Abstract

The so-called “one atmosphere modelling approach” is applied over a mesoscale domain and model outputs for gaseous pollutants (NO X and O 3) and for size resolved PM mass concentration (PM10 and PM2.5) are compared to observed data time series at reference sites representative of different locations (urban, suburban and rural sites) throughout the modelling domain. The CAMx model (Comprehensive Air quality Model with eXtensions) was used for simulation over the Po valley air basin with a 10 × 10 km 2 spatial resolution based on emission and meteorological data for the 01/04/2003–31/03/2004 period. Model results for speciated PM2.5 mass concentration (including nitrate, sulphate, ammonium, elemental carbon and organic matter) are compared to artefact-corrected data from campaigns performed for the city of Milan and its neighbourhoods. Since model results are not concurrent with the available PM2.5 measurements, bootstrapping technique is applied in order to extract from model results restricted warm-season and cold-season data populations suitable for quantitative comparison with measured data. The model seems able to correctly reproduce the spatial distribution and the local concentration gradients of both PM10 and PM2.5 bulk mass with high concentration levels on the Po valley, increasing around urban areas.
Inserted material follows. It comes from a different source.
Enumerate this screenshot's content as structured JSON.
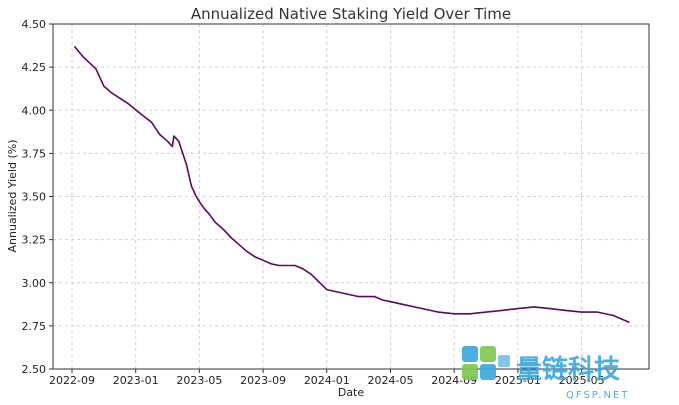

However, the comparison with experimental data shows relevant underestimations of PM10 and PM2.5 concentrations, especially at the most polluted urban “hot spots”, where underestimations rise up to 60% of the actual PM levels. Speciated PM2.5 results, still in agreement with local composition gradients, point out that PM mass underestimations essentially derive from a 60% underestimation of organic matter (in both seasons) and sulphate (cold season only) concentrations, whereas a rather good agreement is observed for the other chemical species and especially for the ammonium-nitrate system. Such results suggest to better refine emission inventory data, with particular attention to sources like domestic heating wood burning, and to consider that the fine PM formation mechanism forms condensable gaseous precursors, directly emitted in the atmosphere, whose contribution may account for a large part of the missing PM mass in the cold season.